César Lima, investigador da FPCEUP que participou neste estudo internacional.

Um estudo de investigadores da Universidade do Porto e do Reino Unido concluiu que pessoas que ouvem vozes e não sofrem de doenças mentais conseguem detetar fala escondida em sons sem sentido aparente de forma mais rápida e fácil do que pessoas que nunca tiveram experiência de alucinações auditivas.

Num artigo publicado na revista Brain, o estudo da Universidade do Porto, da University College London e da Durham University sugere que as pessoas com alucinações auditivas verbais têm uma maior tendência para perceber padrões de fala com sentido em estímulos auditivos pouco claros, sem sentido aparente.

De acordo com César Lima, investigador da Faculdade de Psicologia e Ciências da Educação (FPCEUP) que participou neste estudo, esta descoberta “poderá ter implicações, quer para o desenvolvimento de teorias sobre alucinações auditivas, quer para a compreensão de como o nosso cérebro lida com informação auditiva com valor comunicativo de forma geral”.

De facto, os investigadores acreditam que os resultados deste estudo ajudam a compreender os mecanismos cerebrais associados às alucinações auditivas e a forma como estas podem ocorrer em pessoas sem problemas de saúde mental. No futuro, poderão também levar cientistas e clínicos a encontrar formas mais eficazes de ajudar pessoas para quem a experiência de ouvir vozes é negativa, como pode acontecer em condições como a esquizofrenia ou a doença bipolar.

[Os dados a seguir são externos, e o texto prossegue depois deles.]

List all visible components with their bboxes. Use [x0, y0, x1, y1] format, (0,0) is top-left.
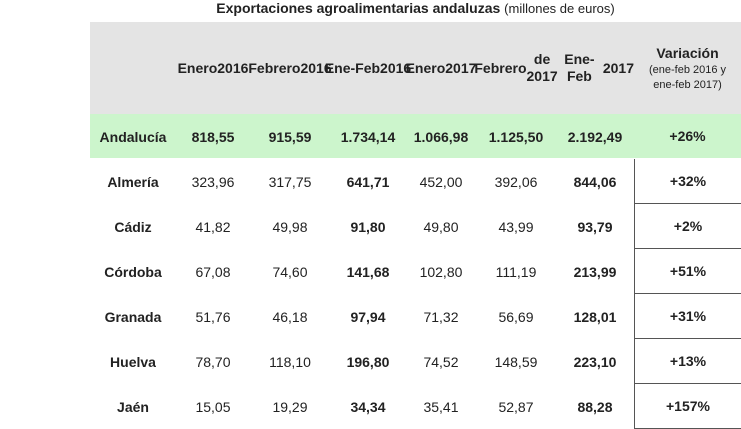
province-name: Córdoba: [104, 263, 162, 280]
column-header: Febrero de 2017: [474, 22, 558, 114]
value-cell: 213,99: [573, 263, 617, 280]
province-name: Almería: [107, 173, 159, 190]
column-header: Enero 2016: [176, 22, 250, 114]
table-title-main: Exportaciones agroalimentarias andaluzas: [216, 0, 501, 16]
variation-note: ene-feb 2017): [653, 78, 722, 91]
column-header: Ene-Feb 2017: [556, 22, 634, 114]
value-cell: 323,96: [191, 173, 235, 190]
table-row: Almería 323,96 317,75 641,71 452,00 392,06 844…: [90, 159, 741, 204]
value-cell: 1.125,50: [488, 128, 544, 145]
variation-cell: +31%: [634, 294, 741, 339]
table-header: Enero 2016 Febrero 2016 Ene- Feb 2016 Enero 2017…: [90, 22, 741, 114]
variation-label: Variación: [656, 44, 719, 61]
variation-column-header: Variación (ene-feb 2016 y ene-feb 2017): [634, 22, 741, 114]
column-header-text: Feb: [355, 59, 381, 76]
value-cell: 51,76: [195, 308, 231, 325]
variation-cell: +2%: [634, 204, 741, 249]
value-cell: 52,87: [498, 398, 534, 415]
column-header-text: de 2017: [526, 51, 558, 84]
value-cell: 392,06: [494, 173, 538, 190]
column-header-text: Enero: [405, 59, 446, 76]
province-name: Huelva: [110, 353, 156, 370]
value-cell: 223,10: [573, 353, 617, 370]
value-cell: 118,10: [269, 353, 311, 370]
value-cell: 43,99: [498, 218, 534, 235]
value-cell: 74,52: [423, 353, 459, 370]
export-table: Exportaciones agroalimentarias andaluzas…: [90, 0, 741, 429]
value-cell: 34,34: [350, 398, 386, 415]
value-cell: 915,59: [268, 128, 312, 145]
table-title: Exportaciones agroalimentarias andaluzas…: [90, 0, 741, 22]
variation-cell: +32%: [634, 159, 741, 204]
value-cell: 102,80: [419, 263, 463, 280]
value-cell: 148,59: [494, 353, 538, 370]
table-row: Jaén 15,05 19,29 34,34 35,41 52,87 88,28 +157%: [90, 384, 741, 429]
variation-cell: +13%: [634, 339, 741, 384]
value-cell: 91,80: [350, 218, 386, 235]
value-cell: 1.066,98: [413, 128, 469, 145]
value-cell: 56,69: [498, 308, 534, 325]
total-row: Andalucía 818,55 915,59 1.734,14 1.066,98 1.1…: [90, 114, 741, 158]
value-cell: 78,70: [195, 353, 231, 370]
table-row: Cádiz 41,82 49,98 91,80 49,80 43,99 93,79 +2%: [90, 204, 741, 249]
column-header-text: 2017: [602, 59, 634, 76]
value-cell: 41,82: [195, 218, 231, 235]
column-header-text: Febrero: [248, 59, 301, 76]
value-cell: 49,80: [423, 218, 459, 235]
column-header-text: 2017: [445, 59, 477, 76]
value-cell: 67,08: [195, 263, 231, 280]
province-name: Cádiz: [114, 218, 152, 235]
table-row: Huelva 78,70 118,10 196,80 74,52 148,59 223,10…: [90, 339, 741, 384]
table-title-units: (millones de euros): [504, 1, 615, 16]
value-cell: 317,75: [268, 173, 312, 190]
value-cell: 74,60: [272, 263, 308, 280]
column-header: Febrero 2016: [248, 22, 332, 114]
value-cell: 818,55: [191, 128, 235, 145]
value-cell: 93,79: [577, 218, 613, 235]
value-cell: 844,06: [573, 173, 617, 190]
column-header-text: 2016: [217, 59, 249, 76]
column-header: Ene- Feb 2016: [325, 22, 411, 114]
value-cell: 19,29: [272, 398, 308, 415]
value-cell: 35,41: [423, 398, 459, 415]
value-cell: 111,19: [495, 263, 537, 280]
value-cell: 452,00: [419, 173, 463, 190]
value-cell: 71,32: [423, 308, 459, 325]
variation-cell: +26%: [669, 128, 706, 144]
column-header-text: Ene-: [324, 59, 356, 76]
value-cell: 141,68: [346, 263, 390, 280]
value-cell: 49,98: [272, 218, 308, 235]
table-row: Granada 51,76 46,18 97,94 71,32 56,69 128,01 +3…: [90, 294, 741, 339]
column-header-text: 2016: [380, 59, 412, 76]
province-name: Jaén: [117, 398, 149, 415]
variation-note: (ene-feb 2016 y: [648, 63, 727, 76]
province-name: Andalucía: [99, 128, 167, 145]
value-cell: 641,71: [346, 173, 390, 190]
column-header-text: Febrero: [474, 59, 527, 76]
value-cell: 128,01: [573, 308, 617, 325]
variation-cell: +157%: [634, 384, 741, 429]
value-cell: 2.192,49: [567, 128, 623, 145]
column-header-text: 2016: [300, 59, 332, 76]
value-cell: 15,05: [195, 398, 231, 415]
value-cell: 46,18: [272, 308, 308, 325]
table-row: Córdoba 67,08 74,60 141,68 102,80 111,19 213,9…: [90, 249, 741, 294]
province-name: Granada: [104, 308, 162, 325]
column-header-text: Ene-Feb: [564, 51, 595, 84]
value-cell: 196,80: [346, 353, 390, 370]
value-cell: 97,94: [350, 308, 386, 325]
variation-cell: +51%: [634, 249, 741, 294]
value-cell: 88,28: [577, 398, 613, 415]
column-header: Enero 2017: [405, 22, 477, 114]
column-header-text: Enero: [177, 59, 218, 76]
value-cell: 1.734,14: [340, 128, 396, 145]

O estudo recorreu a scanner de ressonância magnética para determinar a resposta do cérebro a estímulos auditivos pouco claros.

Os participantes ouviram um conjunto de sons de fala alterada, criados artificialmente e conhecidos como sine-wave speech ou fala sinusoidal, enquanto estavam num scanner de ressonância magnética, o que permitiu registar as suas respostas cerebrais aos sons. Estes sons artificiais, embora mimetizem alguns elementos de fala natural, só são habitualmente reconhecidos como fala – e o seu significado compreendido – depois de ser dizer explicitamente às pessoas que se trata de sons de fala, ou depois de treino específico de descodificação.

Como explica César Lima, “não informámos os participantes sobre a possibilidade de os sons conterem fala antes de eles entrarem no scanner de ressonância magnética, nem lhes pedimos que os tentassem compreender. Ainda assim, o cérebro dos participantes que ouvem vozes respondeu de forma distinta aos sons que continham fala escondida, por comparação aos sons que não tinham qualquer conteúdo”.

O investigador da FPCEUP revela que estes resultados possuem um grande interesse “porque sugere que o cérebro destas pessoas consegue detetar, de forma automática, sentido em sons ambíguos. Sons que para a maioria das pessoas são difíceis de compreender, não têm sentido aparente”.

Realizado na University College London, no âmbito de uma colaboração com o projeto “Hearing the Voice” da Durham University, um projeto multidisciplinar financiado pela Wellcome Trust, neste estudo participaram 12 pessoas que ouvem vozes regularmente e 17 participantes controlo, que nunca tiveram a experiência de ouvir vozes. Nove dos 12 que ouvem vozes (75%) indicaram detetar a fala disfarçada nos sons ambíguos, por comparação a 8 em 17 (47%) dos participantes controlo.